En maintenant le suspense, il tient ainsi toute la classe politique et tout l’électorat en otage. Il les laisse s’essouffler dans de vaines conjectures. Personnellement, je ne crois pas du tout que le PM songe à rappeler le pays aux urnes avec des élections anticipées. Les prochaines élections peuvent se tenir d’ici juin 2025. La probabilité est que Pravind Jugnauth, malgré les affirmations contraires de l’opposition, ira jusqu’au bout de son mandat en décembre 2024 avant de fixer le prochain rendez-vous électoral. 

De même, je ne suis pas du tout sûr qu’il ira aux élections municipales. Ce n’est pas un accident que soit évoquée, çà et là, la possibilité de nommer des Commissaires municipaux pour gérer les villes (comme du temps de la coalition SSR-Gaëtan Duval dans les années’ 70). Les conseils municipaux n’ayant pas été renouvelés depuis sept ans, une telle décision planterait le dernier clou dans le cercueil de la démocratie régionale. Mais il faut aujourd’hui s’attendre à tout. 

D’ailleurs, je pense qu’au fond, même l’opposition officielle, malgré ses revendications répétées, ne croit pas dans l’imminence d’élections municipales ou générales, au vu de l’incapacité patente du PTr, du MMM et du PMSD à organiser un grand meeting commun le 1er-Mai et au vu de leur passivité ainsi que de leurs inefficiences actuelles. Un grand meeting, à la veille de la dissolution des conseils municipaux en juin, aurait été une grande occasion de mobilisation pour la campagne électorale. Les prétextes fournis sont bidon.
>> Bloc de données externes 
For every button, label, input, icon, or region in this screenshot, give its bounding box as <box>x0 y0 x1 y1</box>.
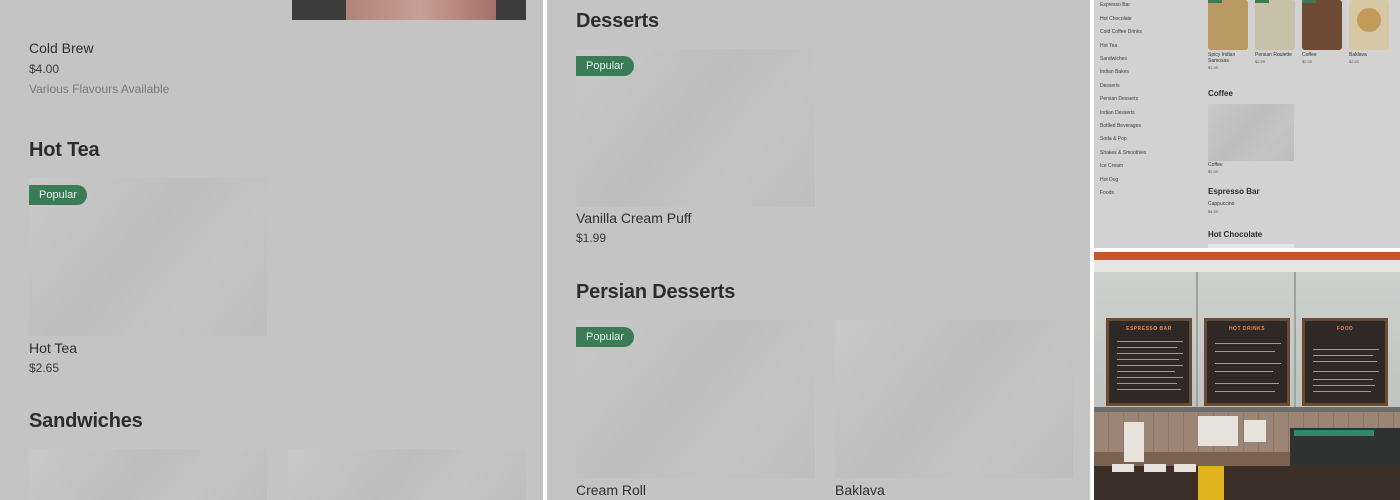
vanilla-cream-puff-image[interactable]: Popular <box>576 49 815 207</box>
sandwiches-heading: Sandwiches <box>29 410 143 432</box>
menu-board-espresso: ESPRESSO BAR <box>1106 318 1192 406</box>
menu-board-food: FOOD <box>1302 318 1388 406</box>
mini-sidebar-item[interactable]: Desserts <box>1100 83 1120 89</box>
mini-coffee-heading: Coffee <box>1208 89 1233 98</box>
cabinet-divider <box>1196 272 1198 407</box>
menu-panel-middle: Desserts Popular Vanilla Cream Puff $1.9… <box>547 0 1090 500</box>
mini-item-name[interactable]: Spicy Indian Samosas <box>1208 52 1252 64</box>
mini-hot-chocolate-image[interactable] <box>1208 244 1294 248</box>
dispenser-panel <box>1294 430 1374 436</box>
mini-sidebar-item[interactable]: Hot Dog <box>1100 177 1118 183</box>
cream-roll-name[interactable]: Cream Roll <box>576 482 646 498</box>
mini-coffee-price: $2.00 <box>1208 169 1219 174</box>
mini-item-image[interactable] <box>1255 0 1295 50</box>
hot-tea-heading: Hot Tea <box>29 139 100 161</box>
mini-item-price: $2.50 <box>1349 59 1360 64</box>
mini-sidebar-item[interactable]: Sandwiches <box>1100 56 1127 62</box>
hot-tea-card-image[interactable]: Popular <box>29 178 267 336</box>
mini-item-price: $1.95 <box>1208 65 1219 70</box>
mini-sidebar-item[interactable]: Cold Coffee Drinks <box>1100 29 1142 35</box>
popular-badge: Popular <box>576 327 634 347</box>
mini-sidebar-item[interactable]: Shakes & Smoothies <box>1100 150 1146 156</box>
mini-sidebar-item[interactable]: Hot Chocolate <box>1100 16 1132 22</box>
vanilla-cream-puff-name[interactable]: Vanilla Cream Puff <box>576 210 691 226</box>
mini-espresso-heading: Espresso Bar <box>1208 187 1260 196</box>
mini-sidebar-item[interactable]: Ice Cream <box>1100 163 1123 169</box>
vanilla-cream-puff-price: $1.99 <box>576 231 607 245</box>
mini-sidebar-item[interactable]: Indian Desserts <box>1100 110 1135 116</box>
cold-brew-description: Various Flavours Available <box>29 82 170 96</box>
board-title: FOOD <box>1336 326 1354 332</box>
coffee-machine <box>1124 422 1144 462</box>
mini-sidebar-item[interactable]: Foods <box>1100 190 1114 196</box>
mini-coffee-name[interactable]: Coffee <box>1208 162 1223 168</box>
posted-notice <box>1244 420 1266 442</box>
persian-desserts-heading: Persian Desserts <box>576 281 736 303</box>
board-title: HOT DRINKS <box>1228 326 1266 332</box>
popular-badge: Popular <box>576 56 634 76</box>
board-title: ESPRESSO BAR <box>1126 326 1172 332</box>
display-case <box>1094 466 1400 500</box>
hot-tea-name[interactable]: Hot Tea <box>29 340 77 356</box>
mini-item-image[interactable] <box>1208 0 1248 50</box>
mini-espresso-item-price: $4.50 <box>1208 209 1219 214</box>
desserts-heading: Desserts <box>576 10 659 32</box>
mini-coffee-image[interactable] <box>1208 104 1294 161</box>
mini-hot-chocolate-heading: Hot Chocolate <box>1208 230 1263 239</box>
yellow-sign <box>1198 466 1224 500</box>
mini-item-image[interactable] <box>1349 0 1389 50</box>
cream-roll-image[interactable]: Popular <box>576 320 815 478</box>
ceiling-trim <box>1094 252 1400 260</box>
mini-sidebar-item[interactable]: Persian Desserts <box>1100 96 1138 102</box>
baklava-name[interactable]: Baklava <box>835 482 885 498</box>
store-counter-photo: ESPRESSO BAR HOT DRINKS FOOD <box>1094 252 1400 500</box>
cold-brew-price: $4.00 <box>29 62 60 76</box>
mini-item-name[interactable]: Baklava <box>1349 52 1367 58</box>
mini-sidebar-item[interactable]: Hot Tea <box>1100 43 1117 49</box>
cabinet-divider <box>1294 272 1296 407</box>
mini-espresso-item-name[interactable]: Cappuccino <box>1208 201 1234 207</box>
price-tag <box>1144 464 1166 472</box>
sandwich-card-image[interactable] <box>29 449 267 500</box>
popular-badge: Popular <box>29 185 87 205</box>
price-tag <box>1174 464 1196 472</box>
mini-item-price: $2.00 <box>1302 59 1313 64</box>
mini-item-name[interactable]: Coffee <box>1302 52 1317 58</box>
menu-board-hot-drinks: HOT DRINKS <box>1204 318 1290 406</box>
hot-tea-price: $2.65 <box>29 361 60 375</box>
price-tag <box>1112 464 1134 472</box>
ceiling-light <box>1094 260 1400 272</box>
sandwich-card-image[interactable] <box>288 449 526 500</box>
mini-sidebar-item[interactable]: Indian Bakes <box>1100 69 1129 75</box>
mini-sidebar-item[interactable]: Espresso Bar <box>1100 2 1130 8</box>
posted-notice <box>1198 416 1238 446</box>
mini-item-image[interactable] <box>1302 0 1342 50</box>
cold-brew-name[interactable]: Cold Brew <box>29 40 94 56</box>
mini-menu-screenshot: Espresso Bar Hot Chocolate Cold Coffee D… <box>1094 0 1400 248</box>
baklava-image[interactable] <box>835 320 1073 478</box>
cold-brew-image[interactable] <box>292 0 526 20</box>
mini-item-name[interactable]: Persian Roulette <box>1255 52 1299 58</box>
menu-panel-left: Cold Brew $4.00 Various Flavours Availab… <box>0 0 543 500</box>
mini-item-price: $2.99 <box>1255 59 1266 64</box>
mini-sidebar-item[interactable]: Bottled Beverages <box>1100 123 1141 129</box>
mini-sidebar-item[interactable]: Soda & Pop <box>1100 136 1127 142</box>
Il y a beaucoup de bluff aujourd’hui au sein de l’opposition. Imaginez-vous le MMM des années’ 80 ou le PTr d’autrefois laissant passer une telle occasion de mobiliser ? 

Pourquoi estimez-vous que Pravind Jugnauth ne se pressera pas pour rappeler le pays ou les villes aux urnes ? 
Parce que la conjoncture ne lui est pas favorable, avec les difficultés économiques, les scandales à répétition, le coût de la vie et le sentiment de mauvaise gouvernance qui s’étend au fil des « affaires » largement médiatisées. On ne fait des élections anticipées que quand on est raisonnablement sûr de les gagner. Navin Ramgoolam l’a appris à ses dépens en l’an 2000. Il y a un élément de risque considérable à rappeler le pays aux urnes. 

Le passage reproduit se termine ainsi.